Challenging the taboo of loneliness

 

Loneliness is one of many issues within our society which isn't openly spoken of or acknowledged. However, the reality is everyone will go through the feeling of lonely at some point in their lives, if only for a very short period of time. For example, think of your first day at a new school or job, although you are surrounded by people, you have no connection with them and feel more isolated, perhaps nervous or even vulnerable than usual. However, as you start to bond with people those feelings disappear. The feeling is only there for a short period and probably only during working hours. You don't speak of your vulnerability or even acknowledge that it is there but could you imagine that feeling 24/7?

The lab decided to create an experiment which challenged loneliness not being spoken of. We wanted to see whether the public would react differently if someone was openly labelled as lonely, would it encourage people to react or respond to another persons need?

In order to carry out the experiment we sat our Lab Designer Tom on a park bench in a bustling park at lunch time in Wolverhampton wearing a sign saying 'I'm lonely'. He sat in the same position for 30 minutes, we then repeated the experiment but this time placed the sign around Tom's dog Taz.

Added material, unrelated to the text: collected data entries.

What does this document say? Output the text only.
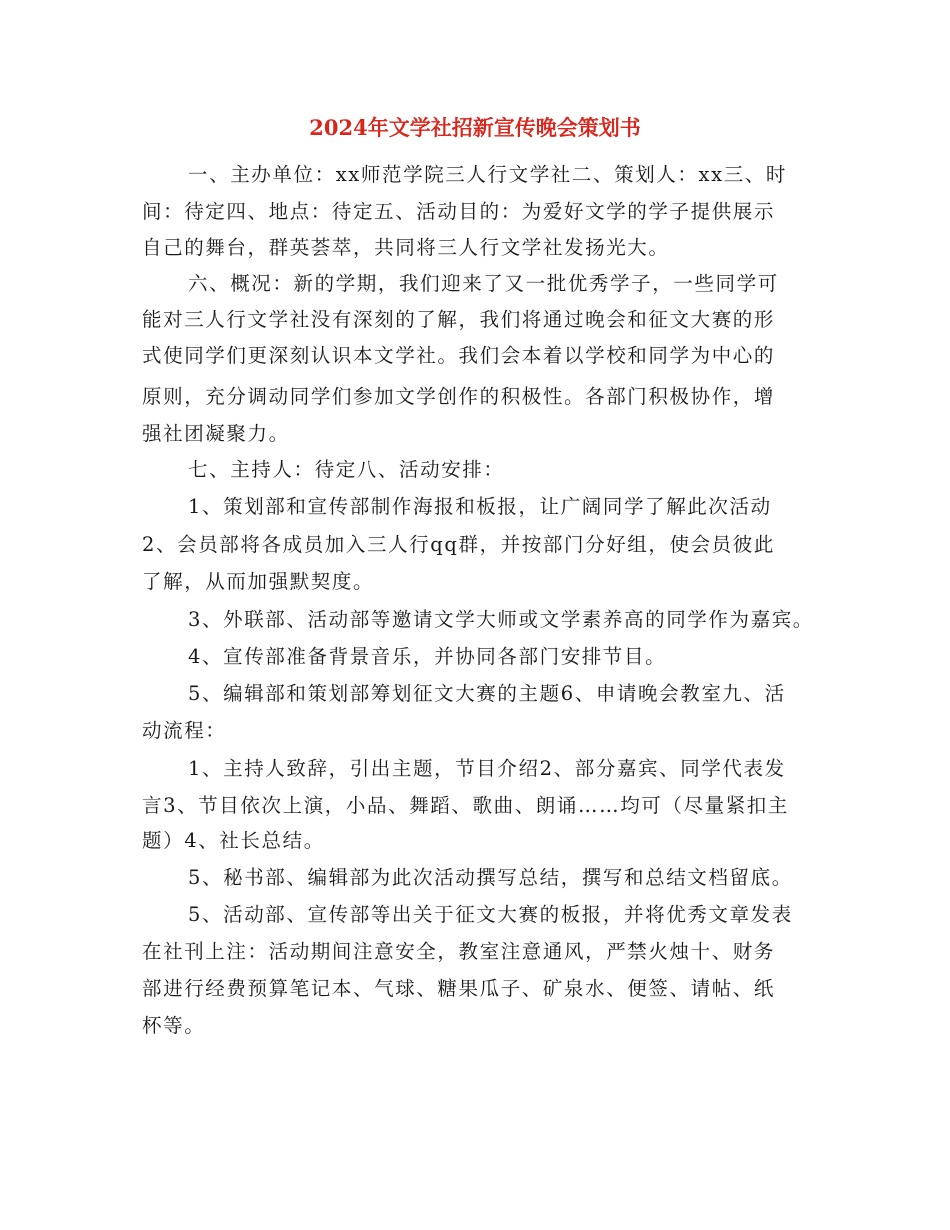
2024年文学社招新宣传晚会策划书
一、主办单位：xx师范学院三人行文学社二、策划人：xx三、时
间：待定四、地点：待定五、活动目的：为爱好文学的学子提供展示
自己的舞台，群英荟萃，共同将三人行文学社发扬光大。
六、概况：新的学期，我们迎来了又一批优秀学子，一些同学可
能对三人行文学社没有深刻的了解，我们将通过晚会和征文大赛的形
式使同学们更深刻认识本文学社。我们会本着以学校和同学为中心的
原则，充分调动同学们参加文学创作的积极性。各部门积极协作，增
强社团凝聚力。
七、主持人：待定八、活动安排：
1、策划部和宣传部制作海报和板报，让广阔同学了解此次活动
2、会员部将各成员加入三人行qq群，并按部门分好组，使会员彼此
了解，从而加强默契度。
3、外联部、活动部等邀请文学大师或文学素养高的同学作为嘉宾。
4、宣传部准备背景音乐，并协同各部门安排节目。
5、编辑部和策划部筹划征文大赛的主题6、申请晚会教室九、活
动流程：
1、主持人致辞，引出主题，节目介绍2、部分嘉宾、同学代表发
言3、节目依次上演，小品、舞蹈、歌曲、朗诵……均可（尽量紧扣主
题）4、社长总结。
5、秘书部、编辑部为此次活动撰写总结，撰写和总结文档留底。
5、活动部、宣传部等出关于征文大赛的板报，并将优秀文章发表
在社刊上注：活动期间注意安全，教室注意通风，严禁火烛十、财务
部进行经费预算笔记本、气球、糖果瓜子、矿泉水、便签、请帖、纸
杯等。
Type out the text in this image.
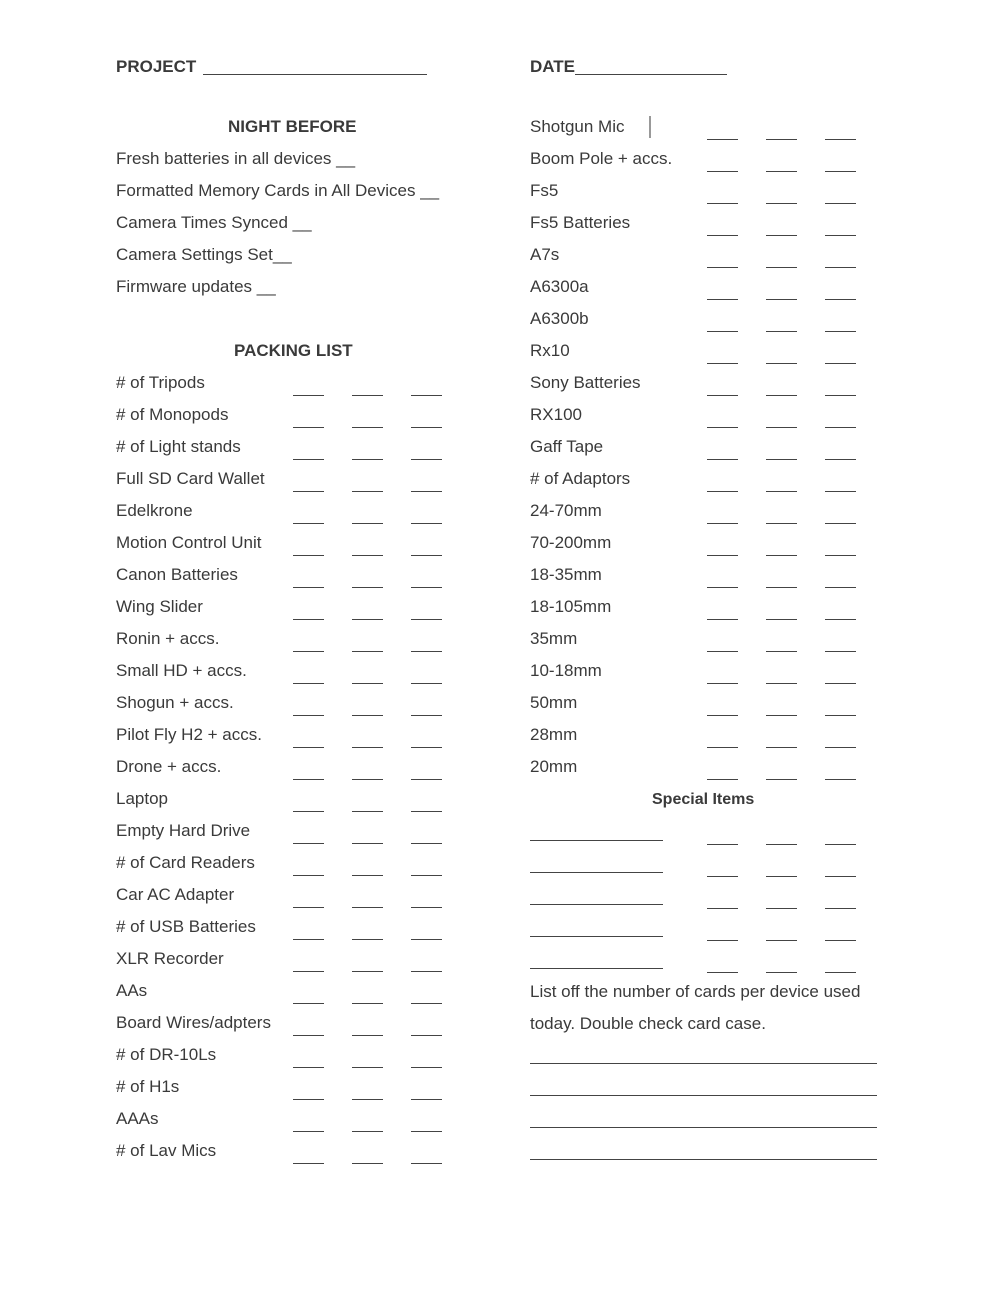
PROJECT	DATE
NIGHT BEFORE
PACKING LIST
Special Items
Fresh batteries in all devices __
Formatted Memory Cards in All Devices __
Camera Times Synced __
Camera Settings Set__
Firmware updates __
# of Tripods
# of Monopods
# of Light stands
Full SD Card Wallet
Edelkrone
Motion Control Unit
Canon Batteries
Wing Slider
Ronin + accs.
Small HD + accs.
Shogun + accs.
Pilot Fly H2 + accs.
Drone + accs.
Laptop
Empty Hard Drive
# of Card Readers
Car AC Adapter
# of USB Batteries
XLR Recorder
AAs
Board Wires/adpters
# of DR-10Ls
# of H1s
AAAs
# of Lav Mics
Shotgun Mic
Boom Pole + accs.
Fs5
Fs5 Batteries
A7s
A6300a
A6300b
Rx10
Sony Batteries
RX100
Gaff Tape
# of Adaptors
24-70mm
70-200mm
18-35mm
18-105mm
35mm
10-18mm
50mm
28mm
20mm
List off the number of cards per device used
today. Double check card case.
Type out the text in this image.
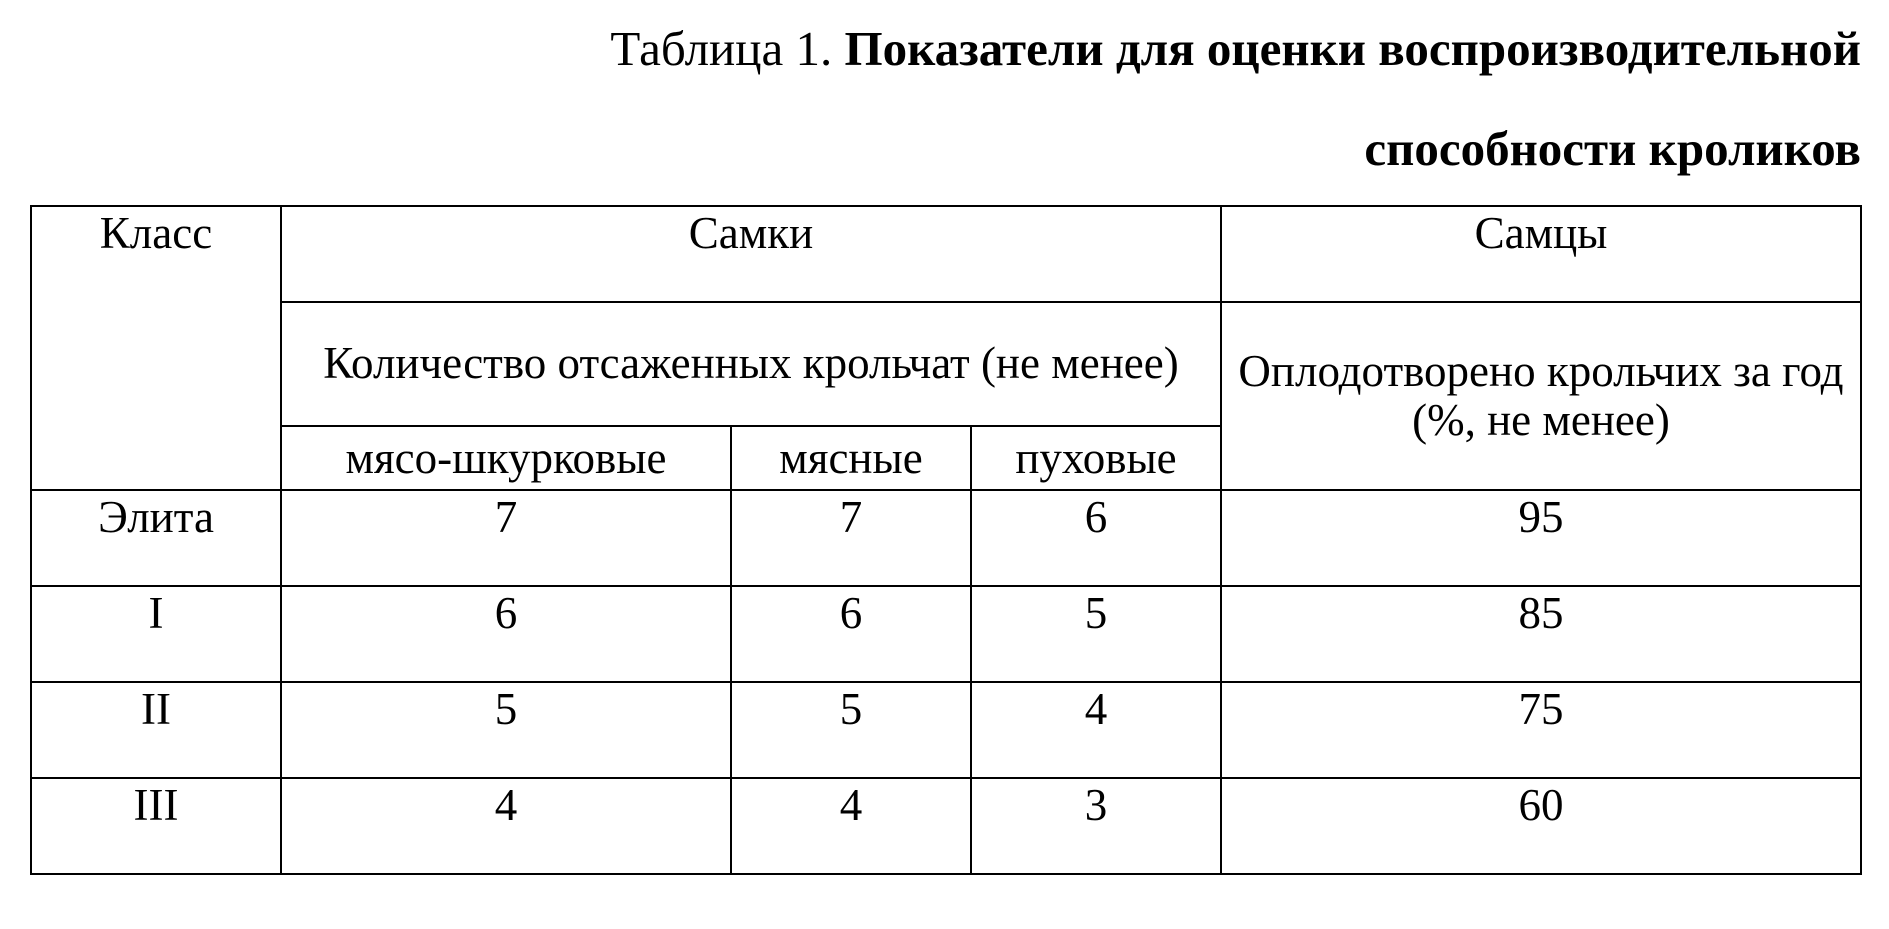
Таблица 1. Показатели для оценки воспроизводительной
способности кроликов
Класс	Самки			Самцы
	Количество отсаженных крольчат (не менее)			Оплодотворено крольчих за год (%, не менее)
	мясо-шкурковые	мясные	пуховые	
Элита	7	7	6	95
I	6	6	5	85
II	5	5	4	75
III	4	4	3	60
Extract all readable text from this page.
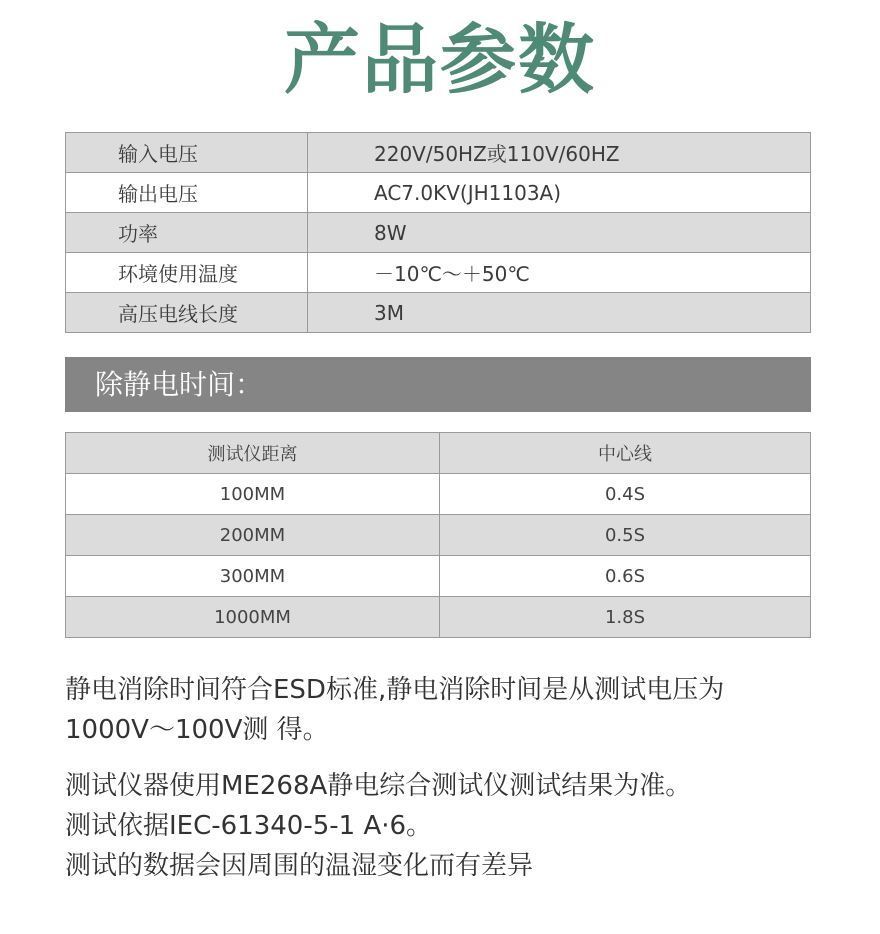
产品参数
输入电压	220V/50HZ或110V/60HZ
输出电压	AC7.0KV(JH1103A)
功率	8W
环境使用温度	－10℃～＋50℃
高压电线长度	3M
除静电时间：
测试仪距离	中心线
100MM	0.4S
200MM	0.5S
300MM	0.6S
1000MM	1.8S

静电消除时间符合ESD标准,静电消除时间是从测试电压为

1000V～100V测 得。

测试仪器使用ME268A静电综合测试仪测试结果为准。

测试依据IEC-61340-5-1 A·6。

测试的数据会因周围的温湿变化而有差异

Although people acknowledged Tom when sitting on his own, the more meaningful connection was made through his dog Taz. Taz created a common ground for two people to make a conversation and acted as a barrier to not making the connection as personal, thus putting people at ease.

It was clear from the experiment that as people acknowledged the sign, passers by that were of British descent felt uncomfortable with breaking that barrier. On the two occasions people truly engaged with Tom, the one family had limited English and we think of Turkish or Somalian decent and the other (a single, British, white male in his 40s) we found after filming classified himself as lonely too therefore taking the opportunity to fulfil a need of his own. This begs the question, does British culture create the barrier to tackling loneliness?

What we can be sure of with this experiment is labelling an individual as lonely can exacerbate the individual's feeling of lonely and brand them in a way that disregards all other traits or skills. Furthermore it doesn't, from what we found, break down the taboo but rather makes people more wary and unsure.